Çocukluğumdan beri ailemiz, dayım, babam bu işle uğraşıyordu. Kireci Samsun’da tüketiyorduk. Babam senede 300- 400 ton kireç satardı. Bugün bu rakamlar çok gülünç. 1950’li yıllarda yeni kireç tesislerimizi kurduğumuz zaman kireç yetiştiremeyecek haldeydik. Samsun’un dışında Rize’ye kadar kireç satıyorduk. Rize, Hopa, Gürcistan sınırına kadar gidiyorduk. Diyarbakır’a bile kireç sattığımı hatırlıyorum. Galiba tesis azdı ki; kireç ihtiyaçlarını bizden karşılıyorlardı. Kirecin tarımda kullanılmaya başlamasıyla bizim ağımız daha da gelişti.
Kireç o dönemde ağırlıklı olarak inşaat ve tarımda mı kullanılıyordu?
Tarımda kullanılmaya ilk defa 1958-59 yıllarında başlandı. O zamana kadar kirecin tarımda kullanıldığını biz de bilmiyorduk. Zirai Donatım Kurumu ilk defa bizim müşterimiz oldu. Bizden kireç aldı. Samsun’un Çarşamba İlçesi’ndeki devlet arazisine doğudan gelen 200 aile yerleştirildi. Orada onlara ev yapıldı, arazi verildi. Arazilerde Tarım Bakanlığı’nın incelemeleri sonucu kireç eksikliği belirlenmiş. Bizden çok yüklü miktarda kireç aldılar. Arazileri kireçlediler. Kireç dökülen arazi ile dökülmeyen arazi arasındaki ürün farklılıkları ortaya çıktı. Kireçsiz araziye ekilen mısırın boyu 80 santimetreyi geçmezken; kireçli arazideki mısırların boyu 2 metreyi buluyordu. Kireç kullanımı gözle görülür, inkar edilemeyecek düzeyde fayda sağlıyordu. 1960’lı yıllara geldiğimizde Tarım Bakanlığı Giresun’daki arazileri kireçleme işini ele aldı. O zamanki Tarım Bakanı Mehmet İzmen’di. Kendisiyle Giresun’da tanıştık, Bir sofrada oturup yemek de yedik. İzmen, bize kirecin tarımdaki yerini anlatmak için yurtdışından örnekler verdi. Mesela Japonya’da kireç o tarihten 130 sene evvel kullanılırmış. Pakistan’da 80 sene evvel. Özellikle Muson yağmurlarının etkili olduğu bölgelerde sürekli kireçleme yapılıyorlar derdi. Bir heyet oluşturmuşlar, başlarında da bir profesör vardı. Ordu ve Giresun’un köylerinde toplantılar yaptılar. Kirecin, tarıma ve insan sağlığına olan faydalarını anlattılar. Ben de o ekibin içerisindeydim. Devlet çok şey anlattı, kireçleri ücretsiz verdi ama köylü bu işi kavrayamadı. Devlet, kireci köylünün bahçesine kadar götürdü fakat onlar fındık ağaçlarının altına götürene kadar, yağmur yağar, kireç ziyan olurdu. 1961’den 1977’ye kadar devlet, kireci parasız veriyordu. 1977’den sonra bakanlık bu işten vazgeçti.

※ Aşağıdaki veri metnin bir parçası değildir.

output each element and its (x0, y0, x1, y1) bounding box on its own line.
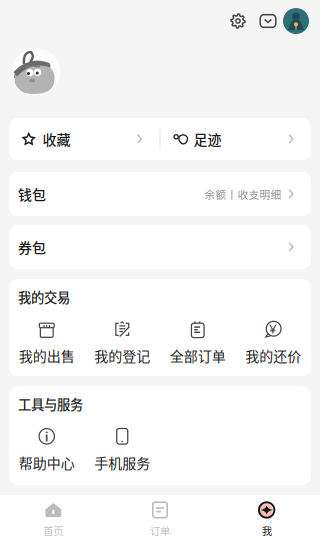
button[interactable]: i (9, 427, 84, 473)
button[interactable]: 我的登记 (84, 320, 160, 366)
button[interactable]: Messages (253, 8, 283, 34)
button[interactable]: 足迹 (160, 118, 311, 160)
button[interactable]: 首页 (0, 495, 107, 545)
button[interactable]: 我 (213, 495, 320, 545)
staticText: 我 (262, 523, 272, 538)
staticText: 工具与服务 (18, 394, 83, 413)
staticText: 手机服务 (94, 452, 150, 473)
staticText: 帮助中心 (19, 452, 75, 473)
button[interactable]: 全部订单 (160, 320, 236, 366)
button[interactable]: 收藏 (9, 118, 160, 160)
staticText: 钱包 (18, 184, 46, 204)
staticText: 我的出售 (19, 345, 75, 366)
staticText: 全部订单 (170, 345, 226, 366)
staticText: 余额丨收支明细 (204, 186, 281, 202)
staticText: 订单 (150, 523, 170, 538)
staticText: 收藏 (42, 129, 70, 149)
button[interactable]: Profile (283, 8, 309, 34)
button[interactable]: ¥ (236, 320, 311, 366)
staticText: ¥ (269, 320, 277, 337)
staticText: 我的交易 (18, 287, 70, 306)
button[interactable]: 手机服务 (84, 427, 160, 473)
button[interactable]: Settings (223, 8, 253, 34)
staticText: 我的登记 (94, 345, 150, 366)
staticText: 足迹 (194, 129, 222, 149)
button[interactable]: 券包 (9, 225, 311, 269)
button[interactable]: 钱包 (9, 172, 311, 216)
button[interactable]: Open profile (12, 48, 60, 96)
staticText: 券包 (18, 237, 46, 257)
button[interactable]: 订单 (107, 495, 213, 545)
staticText: i (45, 428, 49, 445)
staticText: 我的还价 (245, 345, 301, 366)
staticText: 首页 (43, 523, 63, 538)
button[interactable]: 我的出售 (9, 320, 84, 366)
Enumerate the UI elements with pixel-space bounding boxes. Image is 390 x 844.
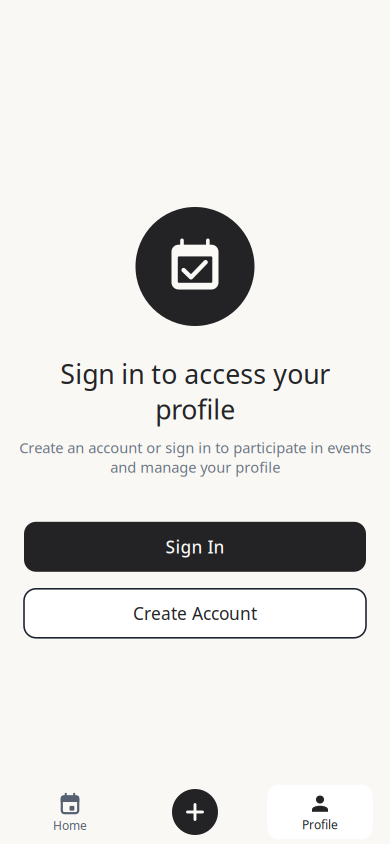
staticText: Create an account or sign in to particip… xyxy=(19,438,371,477)
button[interactable]: Home xyxy=(17,785,123,839)
staticText: Profile xyxy=(302,816,338,832)
staticText: Create Account xyxy=(133,602,257,625)
button[interactable]: Create xyxy=(165,785,225,839)
staticText: Sign in to access your profile xyxy=(60,356,330,427)
button[interactable]: Profile xyxy=(267,785,373,839)
button[interactable]: Sign In xyxy=(24,522,366,572)
staticText: Sign In xyxy=(166,535,224,558)
button[interactable]: Create Account xyxy=(24,589,366,638)
staticText: Home xyxy=(53,817,87,833)
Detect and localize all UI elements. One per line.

Verim alamadığı için mi vazgeçti?
Verilen kireç fındık ağacının dibine dökülmedi ki verim alasınız. Verilen çoğu kireç fındık bahçesine girmeden ziyan oldu. Bir kısmı da bu işe hiç inanmadı. Tarım Bakanlığı gerekli araştırmayı yapmış, uygulamanın Karadeniz'deki haritasını göstermiş, ortaya koymuş. Fındıkta kireçsiz topraktaki verim, kireçlendikten sonra kayda değer bir biçimde artmış. Ve ortaya çıktı ki kireç döktüğünüz ağacın yaprakları daha diri, koyu yeşil oluyor. Tüm bunlar büyük araştırma, incelemelerle kanıtlandı.
Uzun zamandır kireç sektörünü tanıyan biri olarak günümüzdeki kireç uygulamaları ve kullanım bilincini nasıl değerlendiriyorsunuz?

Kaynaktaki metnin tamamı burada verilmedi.